In The News About the News, Washington Post veterans Len Downie and Robert Kaiser focused on how to maintain professional journalistic standards in a media environment that is faster, cheaper, and more crowded than ever before. “Too much of what has been offered as news in recent years has been untrustworthy, irresponsible, misleading or incomplete,” they write in the introductory chapter, “News Matters.”
The history of new media is instructive: radio did not eliminate newspapers; talking movies did not destroy radio or newspapers; television did not obliterate radio, newspapers or movies. For nearly a century, Americans have made room for and taken advantage of new technologies without turning away from old ones that are still useful or fun.

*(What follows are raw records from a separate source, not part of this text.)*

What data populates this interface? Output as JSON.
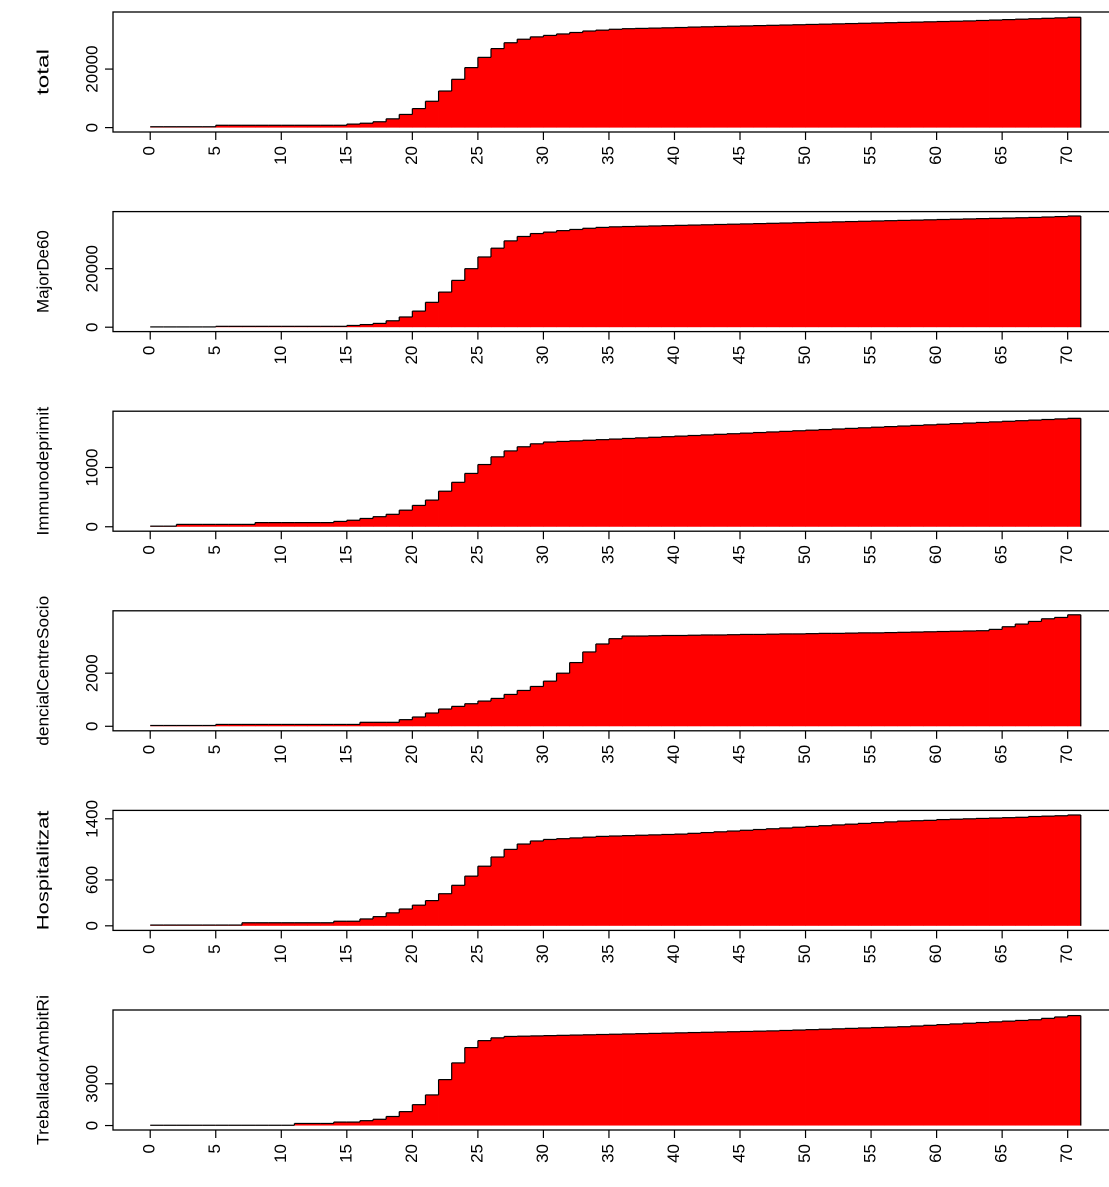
{
  "chart_data": [
    {
      "type": "step-area",
      "ylabel": "total",
      "color": "#ff0000",
      "x": [
        0,
        1,
        2,
        3,
        4,
        5,
        6,
        7,
        8,
        9,
        10,
        11,
        12,
        13,
        14,
        15,
        16,
        17,
        18,
        19,
        20,
        21,
        22,
        23,
        24,
        25,
        26,
        27,
        28,
        29,
        30,
        31,
        32,
        33,
        34,
        35,
        36,
        37,
        38,
        39,
        40,
        41,
        42,
        43,
        44,
        45,
        46,
        47,
        48,
        49,
        50,
        51,
        52,
        53,
        54,
        55,
        56,
        57,
        58,
        59,
        60,
        61,
        62,
        63,
        64,
        65,
        66,
        67,
        68,
        69,
        70
      ],
      "values": [
        300,
        300,
        300,
        300,
        300,
        800,
        800,
        800,
        800,
        800,
        800,
        800,
        800,
        800,
        800,
        1200,
        1500,
        2000,
        3000,
        4500,
        6500,
        9000,
        12500,
        16500,
        20500,
        24000,
        27000,
        29000,
        30200,
        31000,
        31500,
        32000,
        32500,
        33000,
        33300,
        33600,
        33800,
        33900,
        34000,
        34100,
        34200,
        34350,
        34450,
        34550,
        34650,
        34750,
        34850,
        34950,
        35050,
        35150,
        35250,
        35350,
        35450,
        35550,
        35650,
        35750,
        35850,
        35950,
        36050,
        36150,
        36250,
        36350,
        36450,
        36600,
        36750,
        36900,
        37050,
        37200,
        37350,
        37500,
        37700
      ],
      "xlim": [
        -2.84,
        73.84
      ],
      "xticks": [
        0,
        5,
        10,
        15,
        20,
        25,
        30,
        35,
        40,
        45,
        50,
        55,
        60,
        65,
        70
      ],
      "ylim": [
        -1500,
        39500
      ],
      "yticks": [
        0,
        20000
      ]
    },
    {
      "type": "step-area",
      "ylabel": "MajorDe60",
      "color": "#ff0000",
      "x": [
        0,
        1,
        2,
        3,
        4,
        5,
        6,
        7,
        8,
        9,
        10,
        11,
        12,
        13,
        14,
        15,
        16,
        17,
        18,
        19,
        20,
        21,
        22,
        23,
        24,
        25,
        26,
        27,
        28,
        29,
        30,
        31,
        32,
        33,
        34,
        35,
        36,
        37,
        38,
        39,
        40,
        41,
        42,
        43,
        44,
        45,
        46,
        47,
        48,
        49,
        50,
        51,
        52,
        53,
        54,
        55,
        56,
        57,
        58,
        59,
        60,
        61,
        62,
        63,
        64,
        65,
        66,
        67,
        68,
        69,
        70
      ],
      "values": [
        100,
        100,
        100,
        100,
        100,
        300,
        300,
        300,
        300,
        300,
        300,
        300,
        300,
        300,
        300,
        600,
        900,
        1300,
        2200,
        3500,
        5500,
        8500,
        12000,
        16000,
        20000,
        24000,
        27000,
        29500,
        31000,
        32000,
        32500,
        33000,
        33400,
        33800,
        34100,
        34300,
        34400,
        34500,
        34600,
        34700,
        34800,
        34900,
        35000,
        35100,
        35200,
        35300,
        35400,
        35500,
        35600,
        35700,
        35800,
        35900,
        36000,
        36100,
        36200,
        36300,
        36400,
        36500,
        36600,
        36700,
        36800,
        36900,
        37000,
        37100,
        37200,
        37300,
        37400,
        37500,
        37650,
        37800,
        38000
      ],
      "xlim": [
        -2.84,
        73.84
      ],
      "xticks": [
        0,
        5,
        10,
        15,
        20,
        25,
        30,
        35,
        40,
        45,
        50,
        55,
        60,
        65,
        70
      ],
      "ylim": [
        -1500,
        39500
      ],
      "yticks": [
        0,
        20000
      ]
    },
    {
      "type": "step-area",
      "ylabel": "Immunodeprimit",
      "color": "#ff0000",
      "x": [
        0,
        1,
        2,
        3,
        4,
        5,
        6,
        7,
        8,
        9,
        10,
        11,
        12,
        13,
        14,
        15,
        16,
        17,
        18,
        19,
        20,
        21,
        22,
        23,
        24,
        25,
        26,
        27,
        28,
        29,
        30,
        31,
        32,
        33,
        34,
        35,
        36,
        37,
        38,
        39,
        40,
        41,
        42,
        43,
        44,
        45,
        46,
        47,
        48,
        49,
        50,
        51,
        52,
        53,
        54,
        55,
        56,
        57,
        58,
        59,
        60,
        61,
        62,
        63,
        64,
        65,
        66,
        67,
        68,
        69,
        70
      ],
      "values": [
        10,
        10,
        40,
        40,
        40,
        40,
        40,
        40,
        70,
        70,
        70,
        70,
        70,
        70,
        90,
        110,
        140,
        170,
        210,
        280,
        360,
        450,
        600,
        750,
        900,
        1050,
        1180,
        1280,
        1350,
        1400,
        1430,
        1440,
        1450,
        1460,
        1470,
        1480,
        1490,
        1500,
        1510,
        1520,
        1530,
        1540,
        1550,
        1560,
        1570,
        1580,
        1590,
        1600,
        1610,
        1620,
        1630,
        1640,
        1650,
        1660,
        1670,
        1680,
        1690,
        1700,
        1710,
        1720,
        1730,
        1740,
        1750,
        1760,
        1770,
        1780,
        1790,
        1800,
        1810,
        1820,
        1830
      ],
      "xlim": [
        -2.84,
        73.84
      ],
      "xticks": [
        0,
        5,
        10,
        15,
        20,
        25,
        30,
        35,
        40,
        45,
        50,
        55,
        60,
        65,
        70
      ],
      "ylim": [
        -75,
        1950
      ],
      "yticks": [
        0,
        1000
      ]
    },
    {
      "type": "step-area",
      "ylabel": "dencialCentreSocio",
      "color": "#ff0000",
      "x": [
        0,
        1,
        2,
        3,
        4,
        5,
        6,
        7,
        8,
        9,
        10,
        11,
        12,
        13,
        14,
        15,
        16,
        17,
        18,
        19,
        20,
        21,
        22,
        23,
        24,
        25,
        26,
        27,
        28,
        29,
        30,
        31,
        32,
        33,
        34,
        35,
        36,
        37,
        38,
        39,
        40,
        41,
        42,
        43,
        44,
        45,
        46,
        47,
        48,
        49,
        50,
        51,
        52,
        53,
        54,
        55,
        56,
        57,
        58,
        59,
        60,
        61,
        62,
        63,
        64,
        65,
        66,
        67,
        68,
        69,
        70
      ],
      "values": [
        30,
        30,
        30,
        30,
        30,
        70,
        70,
        70,
        70,
        70,
        70,
        70,
        70,
        70,
        70,
        70,
        150,
        150,
        150,
        250,
        350,
        500,
        650,
        750,
        850,
        950,
        1050,
        1200,
        1350,
        1500,
        1700,
        2000,
        2400,
        2800,
        3100,
        3300,
        3400,
        3400,
        3410,
        3420,
        3420,
        3430,
        3440,
        3440,
        3450,
        3460,
        3460,
        3470,
        3480,
        3480,
        3490,
        3500,
        3500,
        3510,
        3520,
        3520,
        3530,
        3540,
        3550,
        3560,
        3570,
        3580,
        3590,
        3600,
        3650,
        3750,
        3850,
        3950,
        4050,
        4100,
        4200
      ],
      "xlim": [
        -2.84,
        73.84
      ],
      "xticks": [
        0,
        5,
        10,
        15,
        20,
        25,
        30,
        35,
        40,
        45,
        50,
        55,
        60,
        65,
        70
      ],
      "ylim": [
        -170,
        4350
      ],
      "yticks": [
        0,
        2000
      ]
    },
    {
      "type": "step-area",
      "ylabel": "Hospitalitzat",
      "color": "#ff0000",
      "x": [
        0,
        1,
        2,
        3,
        4,
        5,
        6,
        7,
        8,
        9,
        10,
        11,
        12,
        13,
        14,
        15,
        16,
        17,
        18,
        19,
        20,
        21,
        22,
        23,
        24,
        25,
        26,
        27,
        28,
        29,
        30,
        31,
        32,
        33,
        34,
        35,
        36,
        37,
        38,
        39,
        40,
        41,
        42,
        43,
        44,
        45,
        46,
        47,
        48,
        49,
        50,
        51,
        52,
        53,
        54,
        55,
        56,
        57,
        58,
        59,
        60,
        61,
        62,
        63,
        64,
        65,
        66,
        67,
        68,
        69,
        70
      ],
      "values": [
        10,
        10,
        10,
        10,
        10,
        10,
        10,
        40,
        40,
        40,
        40,
        40,
        40,
        40,
        60,
        60,
        90,
        120,
        170,
        220,
        270,
        330,
        420,
        530,
        650,
        780,
        900,
        1000,
        1070,
        1110,
        1130,
        1140,
        1150,
        1160,
        1170,
        1175,
        1180,
        1185,
        1190,
        1195,
        1200,
        1210,
        1220,
        1230,
        1240,
        1250,
        1260,
        1270,
        1280,
        1290,
        1300,
        1310,
        1320,
        1330,
        1340,
        1350,
        1360,
        1370,
        1375,
        1380,
        1390,
        1395,
        1400,
        1405,
        1410,
        1415,
        1420,
        1430,
        1435,
        1440,
        1450
      ],
      "xlim": [
        -2.84,
        73.84
      ],
      "xticks": [
        0,
        5,
        10,
        15,
        20,
        25,
        30,
        35,
        40,
        45,
        50,
        55,
        60,
        65,
        70
      ],
      "ylim": [
        -60,
        1510
      ],
      "yticks": [
        0,
        600,
        1400
      ]
    },
    {
      "type": "step-area",
      "ylabel": "TreballadorAmbitRi",
      "color": "#ff0000",
      "x": [
        0,
        1,
        2,
        3,
        4,
        5,
        6,
        7,
        8,
        9,
        10,
        11,
        12,
        13,
        14,
        15,
        16,
        17,
        18,
        19,
        20,
        21,
        22,
        23,
        24,
        25,
        26,
        27,
        28,
        29,
        30,
        31,
        32,
        33,
        34,
        35,
        36,
        37,
        38,
        39,
        40,
        41,
        42,
        43,
        44,
        45,
        46,
        47,
        48,
        49,
        50,
        51,
        52,
        53,
        54,
        55,
        56,
        57,
        58,
        59,
        60,
        61,
        62,
        63,
        64,
        65,
        66,
        67,
        68,
        69,
        70
      ],
      "values": [
        20,
        20,
        20,
        20,
        20,
        20,
        20,
        20,
        20,
        20,
        20,
        150,
        150,
        150,
        250,
        250,
        350,
        450,
        650,
        1000,
        1500,
        2200,
        3300,
        4500,
        5600,
        6100,
        6300,
        6400,
        6420,
        6440,
        6460,
        6480,
        6500,
        6520,
        6540,
        6560,
        6580,
        6600,
        6620,
        6640,
        6660,
        6680,
        6700,
        6720,
        6740,
        6760,
        6780,
        6800,
        6830,
        6860,
        6890,
        6920,
        6950,
        6980,
        7010,
        7040,
        7070,
        7100,
        7150,
        7200,
        7250,
        7300,
        7350,
        7400,
        7450,
        7500,
        7550,
        7600,
        7700,
        7800,
        7900
      ],
      "xlim": [
        -2.84,
        73.84
      ],
      "xticks": [
        0,
        5,
        10,
        15,
        20,
        25,
        30,
        35,
        40,
        45,
        50,
        55,
        60,
        65,
        70
      ],
      "ylim": [
        -320,
        8300
      ],
      "yticks": [
        0,
        3000
      ]
    }
  ]
}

And new technologies are just delivery devices. What might actually appear on those whiz-bang new reading devices of the future? And who will provide that content?
News does not grow on trees, and raw data is not the same as journalism. Some bits of data — ball scores, stock prices, weather conditions — are interesting in their own right, but most data and facts become useful to people only when they are organized, put into context, evaluated and digested. And of course much important information is not readily available but must be dug up by resourceful investigators called reporters.
Improving technology has already made more and more information available to each of us, and will continue to do so. But more is not necessarily better. We think that the more raw information available to each of us, the more consumers will need professional journalists to sort through it for them, find the wheat and reject the chaff, organize the important information in an easily digestible form, check to be sure it’s accurate and display it in a way that reflects its importance. Journalists make sense of things — that is their function. A data-rich world, all interconnected by the Internet, will generate a great deal of confusing information that won’t be useful until someone makes sense of it.